The idea for #BlackoutTuesday was that prominent artists and creators would put their content on hold for a day to mark their supportfor the ongoing protests against police brutality and racial inequality in America, sparked by the death of George Floyd at the hands of an officer from the Minneapolis Police Department last week. The idea originated from African-American music industry executives Brianna Agyemang and Jamila Thomas, who also coined the hashtag #TheShowMustBePaused. On Instagram, many supported the hashtag by making a blank, black post with no text.

With over 7.2 million posts, #BlackoutTuesday was among the top trending posts on Instagram. However, as many handles tagged #BlackLivesMatters as well, the result was that protesters using the hashtag was washed out on the platform by a wall of black squares.
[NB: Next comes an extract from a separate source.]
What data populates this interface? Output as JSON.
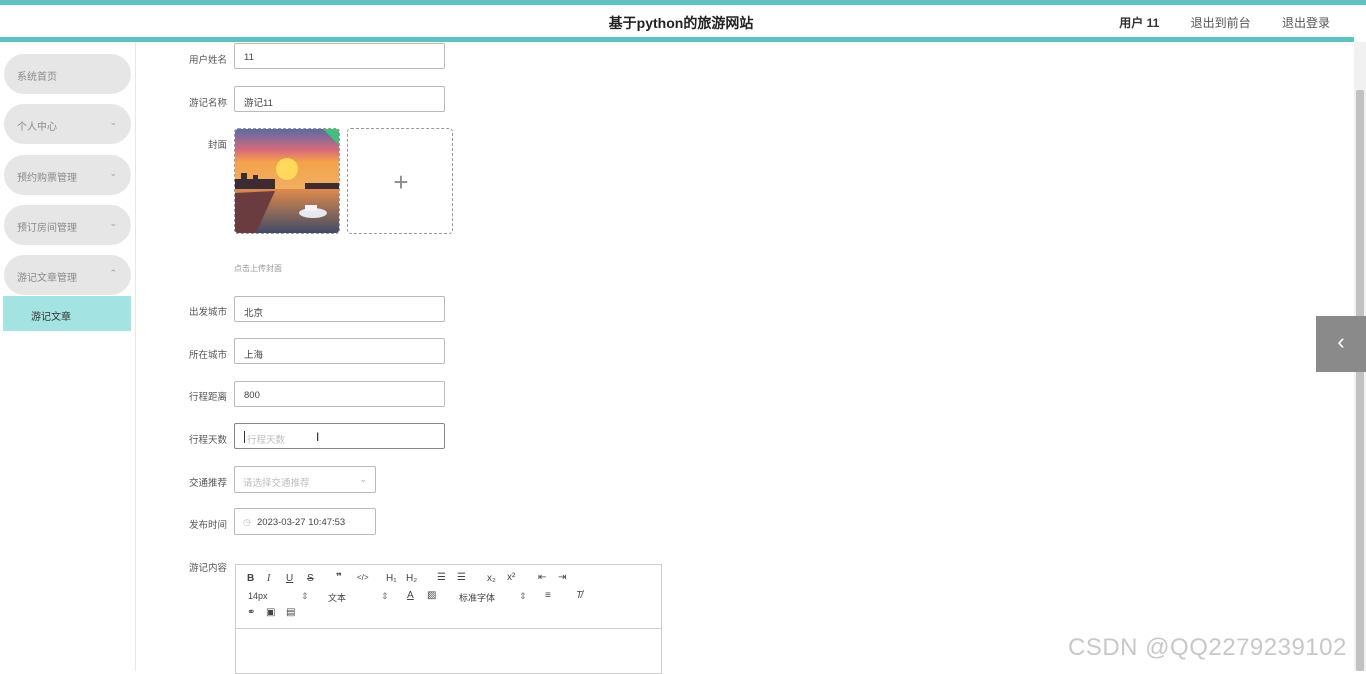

Celebrities like Adele, Kylie Jenner, Katy Perry, Bryan Cranston and Kevin Hart—among many others—all shared completely black posts, some with and without the hashtag #BlackLivesMatter.

While well-intentioned, the move has led to social media feeds being flooded. Representative Alexandra Ocasio-Cortez was among those who pointed out the issue, posting on Instagram. “PLEASE in your black pics do not use the hashtag # blm, black lives matter, etc when you post. If you have it there, please remove it. Those hashtags are how people can see protest footage and share information on protests. Using these hashtags on blackout posts erases key information from prominent search and makes important footage very hard to find and share.

KEEP POSTING if you are at a protest amplifying info, advocacy, footage, etc.”

She added that if you want to use a blackout hashtag, use #blackoutday2020, #Blackout, or #blackoutday.

A few other celebrities, like Kumail Nanjiani, also urged people against obscuring the BLM movement.

Many brands participated in the campaign too. Some found a way to do so without posting the hashtag: Spotify announced it would be adding an 8-minute, 46-second track filled with silence onto select playlists and podcasts—highlighting the exact amount of time that officer Derek Chauvin pressed his knee against Floyd’s neck while holding him down to the ground, the act many believed was responsible for killing Floyd.

Apple Music also posted about it, hashtagging #TheShowMustBePaused and using their platform to highlight black artists. YouTube Music and Amazon Music have also expressed support. Several Hollywood figures have also come out in support, including Disney and Netflix.

Several big names in the music industry have also taken up the cause, including Atlantic Records, Capitol Music Group, Columbia Records, Def Jam, Elektra Music Group, HitCo, Interscope Geffen A&M, Island Records, Pulse Music Group, Reservoir, Republic Records, Sony/ATV, Sony Music, Virgin EMI and Warner Records, according to Deadline.

The move comes as US President Donald Trump said he had authorised the deployment of “thousands and thousands” of heavily armed soldiers and police to quell the protests in Washington. On Sunday, Trump was reportedly moved to a bunker underneath the White House as protesters swelled in front of the historic building.

Trump attracted even greater controversy on Saturday after he delivered a statement while holding a Bible in front of the St John's Episcopal Church—an act that was preceded by police clearing bystanders from the area with tear gas.

The European Union’s foreign policy chief Josep Borrell told reporters that the EU was “shocked and appalled” by George Floyd’s death and called it an “abuse of power”, urging against the use of excessive force to deal with the protests.